Massachusetts could become the first state to criminalize corporal punishment.
Nov. 28, 2007 -- Spanking, as a means of correcting your child, may seem a bit old-fashioned. But should corporal punishment be illegal?
Massachusetts could become the first state to make it illegal for parents to spank their children. Today, at the Massachusetts State House, the hearing for a bill to ban the practice was standing room only.
Click on the icon, left, to participate in our viewers' poll.
State Rep. Jay Kaufman, who sponsored the bill, said, "If today's hearing, and the attention this bill has gotten, can prevent one injury to a child, this attention will have been well placed."
A nurse named Kathleen Wolf actually wrote the bill.
"I can remember being 10 years old and thinking, 'what is going on here? What are these people doing?'" Wolf said. "How can this be allowed to happen?"
She and others see corporal punishment as child abuse.
Child psychologist Theresa Whitehurst said, "When a husband does it to a wife, the very same act is considered domestic violence. And when you hit a child, what's the difference?"
Today, Boston talk radio took the idea to the woodshed.
"The listeners are pretty much appalled," WRKO Radio host Howie Carr said. "Once again, Massachusetts cements its reputation as the craziest state in the union! What are you going to do? Are you going to have cameras in houses? Are you going to have 5-year-old kids testifying against their parents? It's absurd."
It's one thing for a parent to decide not to spank their children. Plenty of parents have. But it may be quite another for the government to outright ban the practice.
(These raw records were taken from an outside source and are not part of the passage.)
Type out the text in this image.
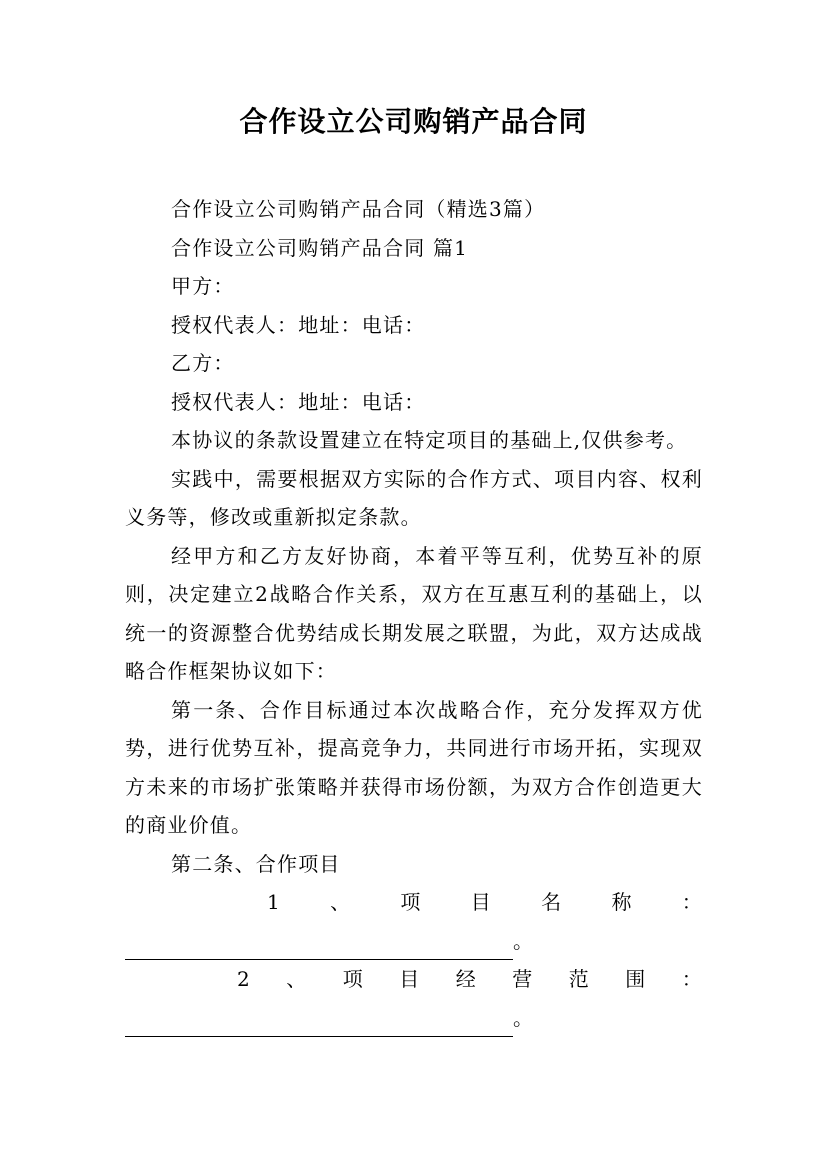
合作设立公司购销产品合同

合作设立公司购销产品合同（精选3篇）

合作设立公司购销产品合同 篇1

甲方：

授权代表人：地址：电话：

乙方：

授权代表人：地址：电话：

本协议的条款设置建立在特定项目的基础上,仅供参考。

实践中，需要根据双方实际的合作方式、项目内容、权利义务等，修改或重新拟定条款。

经甲方和乙方友好协商，本着平等互利，优势互补的原则，决定建立2战略合作关系，双方在互惠互利的基础上，以统一的资源整合优势结成长期发展之联盟，为此，双方达成战略合作框架协议如下：

第一条、合作目标通过本次战略合作，充分发挥双方优势，进行优势互补，提高竞争力，共同进行市场开拓，实现双方未来的市场扩张策略并获得市场份额，为双方合作创造更大的商业价值。

第二条、合作项目

1 、 项 目 名 称 ：

。

2 、 项 目 经 营 范 围 ：

。
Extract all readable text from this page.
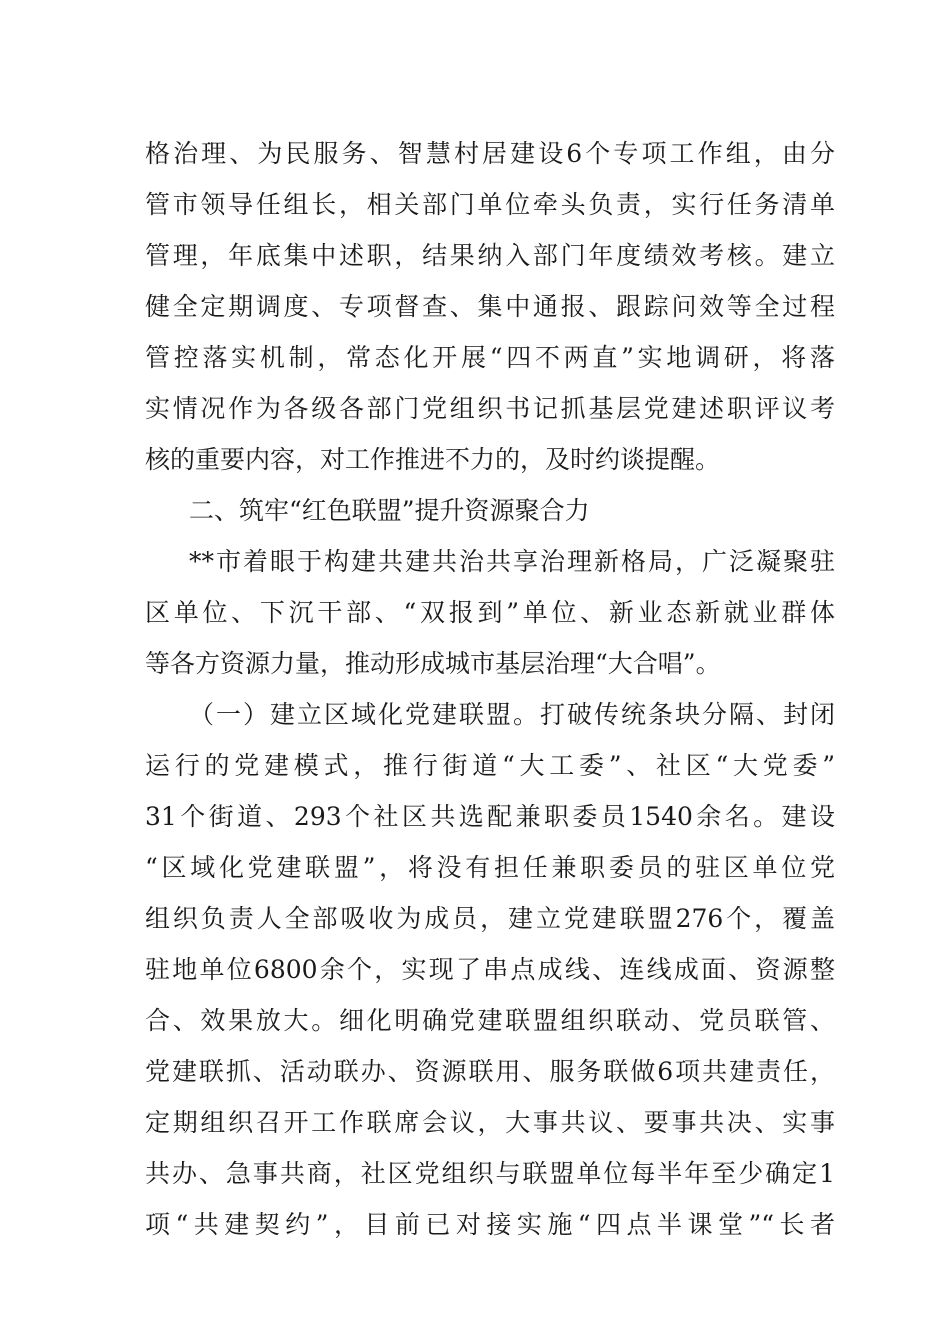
格治理、为民服务、智慧村居建设6个专项工作组，由分
管市领导任组长，相关部门单位牵头负责，实行任务清单
管理，年底集中述职，结果纳入部门年度绩效考核。建立
健全定期调度、专项督查、集中通报、跟踪问效等全过程
管控落实机制，常态化开展“四不两直”实地调研，将落
实情况作为各级各部门党组织书记抓基层党建述职评议考
核的重要内容，对工作推进不力的，及时约谈提醒。
二、筑牢“红色联盟”提升资源聚合力
**市着眼于构建共建共治共享治理新格局，广泛凝聚驻
区单位、下沉干部、“双报到”单位、新业态新就业群体
等各方资源力量，推动形成城市基层治理“大合唱”。
（一）建立区域化党建联盟。打破传统条块分隔、封闭
运行的党建模式，推行街道“大工委”、社区“大党委”
31个街道、293个社区共选配兼职委员1540余名。建设
“区域化党建联盟”，将没有担任兼职委员的驻区单位党
组织负责人全部吸收为成员，建立党建联盟276个，覆盖
驻地单位6800余个，实现了串点成线、连线成面、资源整
合、效果放大。细化明确党建联盟组织联动、党员联管、
党建联抓、活动联办、资源联用、服务联做6项共建责任，
定期组织召开工作联席会议，大事共议、要事共决、实事
共办、急事共商，社区党组织与联盟单位每半年至少确定1
项“共建契约”，目前已对接实施“四点半课堂”“长者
Massachusetts would be the first state in the nation to do it. But it wouldn't be the first place in the world.
Nineteen countries — including Sweden, Britain and Israel — have outlawed spanking.
But in this country, 21 states still allow teachers to spank kids in schools.
Many parents struggle with the idea, and state law already bans physical abuse of children. But just what constitutes abuse may be in the eye of the beholder.